After receiving my packages (feels like Christmas every time), I found the product quality was just as reasonable, if not better, to that which I was accustomed. There was only one difference between my new imports and the clothes I’d bought from street front stores at home– the price tags.
Current media reports indicate discretionary retail is a struggling industry, yet online shopping continues to gain popularity. It seems the internet has fostered consumer needs in the global financial crisis more so than traditional stores have.

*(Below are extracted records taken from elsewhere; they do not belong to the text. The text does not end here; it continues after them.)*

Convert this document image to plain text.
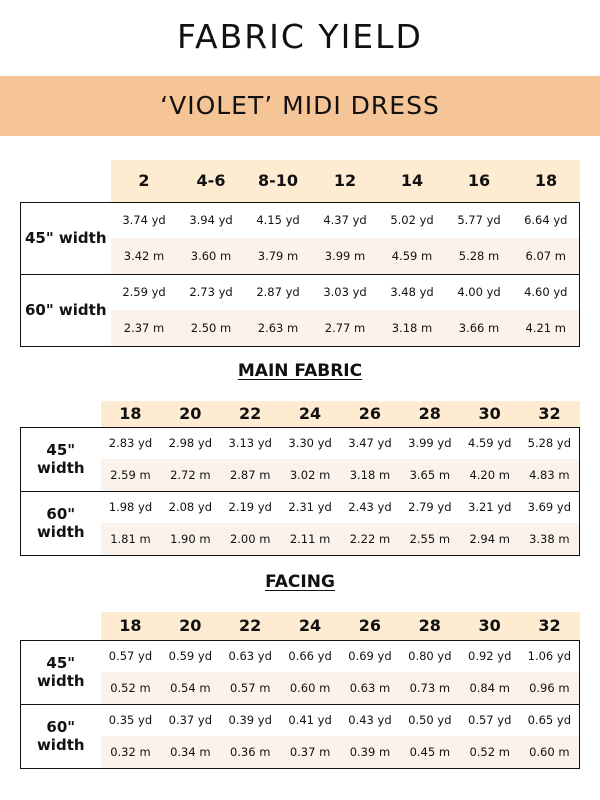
FABRIC YIELD
‘VIOLET’ MIDI DRESS
	2	4-6	8-10	12	14	16	18
45" width	3.74 yd	3.94 yd	4.15 yd	4.37 yd	5.02 yd	5.77 yd	6.64 yd
	3.42 m	3.60 m	3.79 m	3.99 m	4.59 m	5.28 m	6.07 m
60" width	2.59 yd	2.73 yd	2.87 yd	3.03 yd	3.48 yd	4.00 yd	4.60 yd
	2.37 m	2.50 m	2.63 m	2.77 m	3.18 m	3.66 m	4.21 m
MAIN FABRIC
	18	20	22	24	26	28	30	32
45" width	2.83 yd	2.98 yd	3.13 yd	3.30 yd	3.47 yd	3.99 yd	4.59 yd	5.28 yd
	2.59 m	2.72 m	2.87 m	3.02 m	3.18 m	3.65 m	4.20 m	4.83 m
60" width	1.98 yd	2.08 yd	2.19 yd	2.31 yd	2.43 yd	2.79 yd	3.21 yd	3.69 yd
	1.81 m	1.90 m	2.00 m	2.11 m	2.22 m	2.55 m	2.94 m	3.38 m
FACING
	18	20	22	24	26	28	30	32
45" width	0.57 yd	0.59 yd	0.63 yd	0.66 yd	0.69 yd	0.80 yd	0.92 yd	1.06 yd
	0.52 m	0.54 m	0.57 m	0.60 m	0.63 m	0.73 m	0.84 m	0.96 m
60" width	0.35 yd	0.37 yd	0.39 yd	0.41 yd	0.43 yd	0.50 yd	0.57 yd	0.65 yd
	0.32 m	0.34 m	0.36 m	0.37 m	0.39 m	0.45 m	0.52 m	0.60 m
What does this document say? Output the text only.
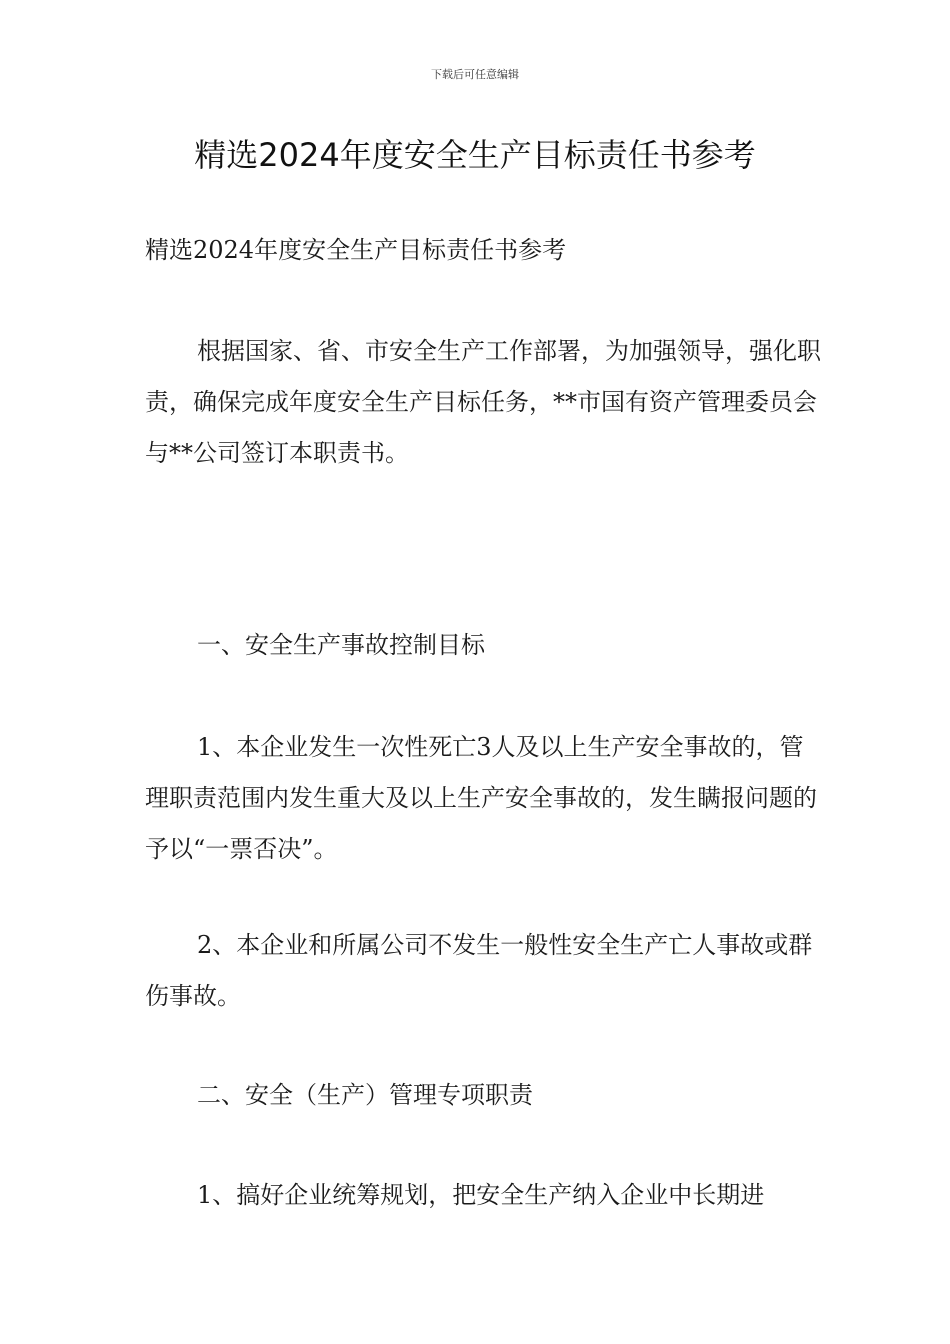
下载后可任意编辑
精选2024年度安全生产目标责任书参考

精选2024年度安全生产目标责任书参考

根据国家、省、市安全生产工作部署，为加强领导，强化职责，确保完成年度安全生产目标任务，**市国有资产管理委员会与**公司签订本职责书。

一、安全生产事故控制目标

1、本企业发生一次性死亡3人及以上生产安全事故的，管理职责范围内发生重大及以上生产安全事故的，发生瞒报问题的予以“一票否决”。

2、本企业和所属公司不发生一般性安全生产亡人事故或群伤事故。

二、安全（生产）管理专项职责

1、搞好企业统筹规划，把安全生产纳入企业中长期进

An article on The Age online from March 2012 claims customers today wield more power than ever in the current retail climate. The story states U.S chain store JC Penny has responded to decreased sales profits by slashing their overall prices up to 40%. The chain has even reduced items to below cost in a bid to win back business.
ABC news reported earlier this year that department store David Jones suffered an almost 20% decline in its profits for the first half of the financial year. The iconic company now plans to expand their online sector, attempting to revive consumer interest in the brand.
Young Australian Kristy Palmer has taken advantage of the online phenomenon, as indicative by the success of her Facebook store, In Season Vintage. Over a 1000 people have clicked ‘like’ on the store’s home page and it’s easy to see why.
With the help of her business partner Regan Williams, Kristy provides women with what she describes as “quality vintage fashion from all over the world”, an item typically costing only $50 or under. Her stock appears akin to that of a specialist vintage boutique – only her prices cater to a broad demographic.
What’s more, you can shop here whilst catching up on social networking or reading e-mails. Kristy identifies this as a major convenience for both herself and her customers. She said, “people from all over can see our store and whenever new stock goes up.”
It’s clear that today consumers and retailers alike are taking their business to the net for numerous reasons. Gone are the days where we must dedicate a great deal of time and energy to shopping (within business trading hours), generally paying too much and receiving too little customer service.